The source of this inspiration has never been definitively established. However, speculation maintains it stemmed from his involvement in planting and harvesting apples on Freidman’s All One Farm.
Other possibilities include a tribute to the Beatles, as Jobs was a huge fan, or simply a desire to precede Atari in the phone book.
Whatever the reality, Jobs continued to visit the Oregon commune. And on Dec. 1, 1978, he contracted to buy a piece of farmland at the intersection of Willis and Baker Creek roads, not far from the communal Gaston acreage.
He held onto the future vineyard property for seven years before relinquishing it to the seller, Frank Collins. The vehicle was a Mutual Cancellation of Contract agreement signed Oct. 10, 1985.

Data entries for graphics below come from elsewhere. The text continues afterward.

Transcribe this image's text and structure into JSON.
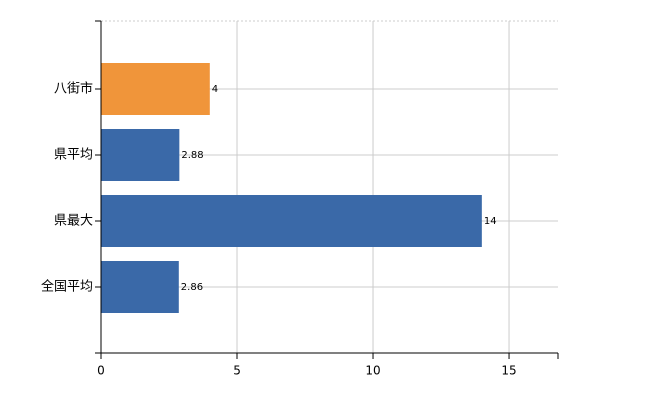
{
  "chart_data": {
    "type": "bar",
    "orientation": "horizontal",
    "categories": [
      "八街市",
      "県平均",
      "県最大",
      "全国平均"
    ],
    "values": [
      4,
      2.88,
      14,
      2.86
    ],
    "colors": [
      "#f0953a",
      "#3a69a8",
      "#3a69a8",
      "#3a69a8"
    ],
    "xlim": [
      0,
      16.8
    ],
    "xticks": [
      0,
      5,
      10,
      15
    ],
    "grid": true,
    "data_labels": true
  }
}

At the time of the purchase, Jobs was living in Cupertino, Calif., and the company’s signature product was the Apple II. At the time of the divestiture, he was living in the more upscale San Francisco Peninsula community of Woodside, and the company had introduced the iconic Macintosh to the world.
The Dooleys are former Silicon Valley execs themselves. Until now, they had kept their property’s Apple connection pretty much to themselves.
Dana, who spent 14 years with Hewlett-Packard, said it was well known in the Silicon Valley that Jobs didn’t take kindly to people trying to hitch their wagons to his star. So she felt it better to err on the side of caution and leave undisclosed the one-time Jobs ownership.